But you deny the application of this, and ask me, Who murdered the Son of God? Were they not Jews? Aye, and have you, sinners, had no part in this murder? Has not your treatment of Jesus Christ shown that you are most fully in sympathy with the ancient Jews in their murder of the Son of God? If you had been there, would any one have shouted louder than you, Away with Him—crucify Him, crucify Him? Have you not always said, Depart from us—for we desire not the knowledge of Thy ways?

3. It was said of Christ that, Though rich He became poor that we through His poverty might be rich. How strikingly true is this? Our redemption cost Christ His life; it found Him rich, but made Him poor; it found us infinitely poor, but made us rich even to all the wealth of heaven. But of these riches none can partake till they shall each for himself accept them in the legitimate way. They must be received on the terms proposed, or the offer passes utterly away, and you are left poorer even than if no such treasures had ever been laid at your feet.

Many persons seem entirely to misconceive this case. They seem not to believe what God says, but keep saying, If, if, if there only were any salvation for me—if there were only an atonement provided for the pardon of my sins.
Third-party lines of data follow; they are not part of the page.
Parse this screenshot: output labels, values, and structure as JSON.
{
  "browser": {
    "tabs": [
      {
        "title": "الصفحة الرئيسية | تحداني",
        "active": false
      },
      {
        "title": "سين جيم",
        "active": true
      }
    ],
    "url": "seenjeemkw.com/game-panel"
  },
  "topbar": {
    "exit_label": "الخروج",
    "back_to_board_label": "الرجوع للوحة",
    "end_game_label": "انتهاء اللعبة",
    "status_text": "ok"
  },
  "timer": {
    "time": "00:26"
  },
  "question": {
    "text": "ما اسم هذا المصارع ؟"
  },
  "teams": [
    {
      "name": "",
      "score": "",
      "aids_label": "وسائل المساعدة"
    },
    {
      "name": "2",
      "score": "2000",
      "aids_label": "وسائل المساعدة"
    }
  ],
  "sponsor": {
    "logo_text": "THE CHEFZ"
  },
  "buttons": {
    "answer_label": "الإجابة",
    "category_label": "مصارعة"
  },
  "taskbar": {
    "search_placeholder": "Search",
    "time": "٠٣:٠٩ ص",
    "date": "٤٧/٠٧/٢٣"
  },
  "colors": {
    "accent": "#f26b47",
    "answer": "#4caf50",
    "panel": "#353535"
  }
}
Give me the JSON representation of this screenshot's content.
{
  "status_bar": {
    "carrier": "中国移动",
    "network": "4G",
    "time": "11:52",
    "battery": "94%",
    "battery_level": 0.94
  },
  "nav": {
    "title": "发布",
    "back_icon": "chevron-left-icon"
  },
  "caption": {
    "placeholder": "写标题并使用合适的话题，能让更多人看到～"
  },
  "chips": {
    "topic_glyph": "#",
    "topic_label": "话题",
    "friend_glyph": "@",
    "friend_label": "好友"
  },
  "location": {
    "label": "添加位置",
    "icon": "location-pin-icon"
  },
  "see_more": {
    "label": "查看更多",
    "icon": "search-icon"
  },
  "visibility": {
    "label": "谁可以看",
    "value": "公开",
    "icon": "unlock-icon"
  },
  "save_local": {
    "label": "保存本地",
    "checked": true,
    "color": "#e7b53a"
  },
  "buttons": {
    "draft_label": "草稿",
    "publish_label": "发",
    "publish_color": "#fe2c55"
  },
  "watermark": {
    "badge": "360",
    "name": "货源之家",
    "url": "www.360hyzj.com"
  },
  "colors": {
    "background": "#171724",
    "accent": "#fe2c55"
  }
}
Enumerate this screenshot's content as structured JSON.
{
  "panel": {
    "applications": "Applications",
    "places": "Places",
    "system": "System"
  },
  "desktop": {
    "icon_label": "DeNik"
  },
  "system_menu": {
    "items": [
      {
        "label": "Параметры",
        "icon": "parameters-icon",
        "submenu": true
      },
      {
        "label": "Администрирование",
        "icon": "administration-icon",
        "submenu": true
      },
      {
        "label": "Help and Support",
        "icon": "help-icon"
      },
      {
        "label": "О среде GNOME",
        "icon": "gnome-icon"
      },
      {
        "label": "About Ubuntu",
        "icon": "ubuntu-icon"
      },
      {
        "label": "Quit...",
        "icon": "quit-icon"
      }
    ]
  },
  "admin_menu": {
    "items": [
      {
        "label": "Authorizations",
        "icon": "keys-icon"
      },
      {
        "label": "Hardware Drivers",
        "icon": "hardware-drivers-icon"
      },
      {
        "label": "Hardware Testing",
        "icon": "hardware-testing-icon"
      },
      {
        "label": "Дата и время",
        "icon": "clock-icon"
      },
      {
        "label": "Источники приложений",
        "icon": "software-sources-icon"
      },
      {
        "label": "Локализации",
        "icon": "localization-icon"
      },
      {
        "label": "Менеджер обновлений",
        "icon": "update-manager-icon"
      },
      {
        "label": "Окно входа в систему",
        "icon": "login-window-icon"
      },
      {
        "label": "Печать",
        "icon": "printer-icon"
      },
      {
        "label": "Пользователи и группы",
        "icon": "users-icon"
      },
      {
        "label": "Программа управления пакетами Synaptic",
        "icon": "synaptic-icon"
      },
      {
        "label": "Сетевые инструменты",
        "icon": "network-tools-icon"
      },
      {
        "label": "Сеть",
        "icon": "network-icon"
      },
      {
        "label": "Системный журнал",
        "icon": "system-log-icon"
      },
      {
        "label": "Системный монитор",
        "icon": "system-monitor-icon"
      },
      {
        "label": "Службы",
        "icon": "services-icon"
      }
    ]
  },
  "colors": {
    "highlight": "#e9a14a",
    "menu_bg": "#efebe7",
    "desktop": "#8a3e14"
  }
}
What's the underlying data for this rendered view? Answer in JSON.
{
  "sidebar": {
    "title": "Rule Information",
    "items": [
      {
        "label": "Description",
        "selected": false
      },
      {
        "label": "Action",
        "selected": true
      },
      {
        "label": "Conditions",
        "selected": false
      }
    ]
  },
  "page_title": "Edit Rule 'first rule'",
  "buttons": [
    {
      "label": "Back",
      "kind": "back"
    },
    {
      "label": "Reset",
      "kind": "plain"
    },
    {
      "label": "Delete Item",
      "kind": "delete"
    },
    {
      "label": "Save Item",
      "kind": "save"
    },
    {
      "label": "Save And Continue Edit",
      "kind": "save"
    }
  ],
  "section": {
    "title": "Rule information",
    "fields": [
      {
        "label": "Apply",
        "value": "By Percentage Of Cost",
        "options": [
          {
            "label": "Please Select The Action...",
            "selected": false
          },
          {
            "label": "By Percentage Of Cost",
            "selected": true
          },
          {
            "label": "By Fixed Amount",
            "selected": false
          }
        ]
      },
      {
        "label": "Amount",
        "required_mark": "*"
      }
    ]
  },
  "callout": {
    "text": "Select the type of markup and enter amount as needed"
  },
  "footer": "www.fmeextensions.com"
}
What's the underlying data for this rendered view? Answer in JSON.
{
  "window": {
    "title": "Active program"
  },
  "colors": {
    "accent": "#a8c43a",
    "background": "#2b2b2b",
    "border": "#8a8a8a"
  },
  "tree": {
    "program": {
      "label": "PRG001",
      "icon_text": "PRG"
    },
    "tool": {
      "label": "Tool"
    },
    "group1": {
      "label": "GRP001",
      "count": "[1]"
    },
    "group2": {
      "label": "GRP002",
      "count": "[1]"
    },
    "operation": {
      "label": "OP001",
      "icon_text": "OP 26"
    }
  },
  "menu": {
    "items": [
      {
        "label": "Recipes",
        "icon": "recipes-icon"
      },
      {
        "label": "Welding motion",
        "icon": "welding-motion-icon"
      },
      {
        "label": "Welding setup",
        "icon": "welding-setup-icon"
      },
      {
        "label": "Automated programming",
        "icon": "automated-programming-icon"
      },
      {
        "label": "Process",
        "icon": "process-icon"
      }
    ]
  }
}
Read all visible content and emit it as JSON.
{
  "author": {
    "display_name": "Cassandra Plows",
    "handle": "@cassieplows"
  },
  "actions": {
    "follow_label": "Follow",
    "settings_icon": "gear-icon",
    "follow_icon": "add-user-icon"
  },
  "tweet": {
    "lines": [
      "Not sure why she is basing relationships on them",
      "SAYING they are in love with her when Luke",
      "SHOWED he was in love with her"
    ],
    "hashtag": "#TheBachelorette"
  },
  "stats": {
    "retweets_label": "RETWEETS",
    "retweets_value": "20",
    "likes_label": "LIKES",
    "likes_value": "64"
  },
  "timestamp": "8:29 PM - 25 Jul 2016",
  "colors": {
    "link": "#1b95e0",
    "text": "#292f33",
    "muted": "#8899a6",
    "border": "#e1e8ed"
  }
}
This was one of the last things that was cleared up in my mind before I fully committed my soul to trust God. I had been studying the atonement; I saw its philosophical bearings—saw what it demanded of the sinner; but it irritated me, and I said—If I should become a Christian, how could I know what God would do with me? Under this irritation I said foolish and bitter things against Christ—till my own soul was horrified at its own wickedness, and I said—I will make all this up with Christ if the thing is possible.

In this way many advance upon the encouragements of the Gospel as if it were only a peradventure, an experiment. They take each forward step most carefully, with fear and trembling, as if there were the utmost doubt whether there could be any mercy for them. So with myself. I was on my way to my office, when the question came before my mind—What are you waiting for? You need not get up such an ado. All is done already. You have only to consent to the proposition—give your heart right up to it at once—this is all. Just so it is. All Christians and sinners ought to understand that the whole plan is complete—that the whole of Christ—His character, His work, His atoning death, and His ever-living intercession—belong to each and every man, and need only to be accepted. There is a full ocean of it. There it is. You may just as well take it as not. It is as if you stood on the shore of an ocean of soft, pure water, famishing with thirst; you are welcome to drink, and you need not fear lest you exhaust that ocean, or starve anybody else by drinking yourself. You need not feel that you are not made free to that ocean of waters; you are invited and pressed to drink—yea to drink abundantly! This ocean supplies all your need. You do not need to have in yourself the attributes of Jesus Christ, for His attributes become practically yours for all possible use. As saith the Scripture—He is of God made unto us wisdom, righteousness, sanctification, and redemption. What do you need? Wisdom? Here it is. Righteousness? Here it is. Sanctification? Here you have it. All is in Christ. Can you possibly think of any one thing needful for your moral purity, or your usefulness which is not here in Christ? Nothing. All is provided here. Therefore you need not say, I will go and pray and try, as the hymn,

“I’ll go to Jesus tho’ my sin

Hath like a mountain rose,

Perhaps He will admit my plea;

Perhaps will hear my prayer.”

There is no need of any perhaps. The doors are always open. Like the doors of Broadway Tabernacle in New York, made to swing open and fasten themselves open, so that they could not swing back and shut down upon the crowds of people thronging to pass through. When they were to be made, I went myself to the workmen and told them by all means to fix them so that they must swing open and fasten themselves in that position.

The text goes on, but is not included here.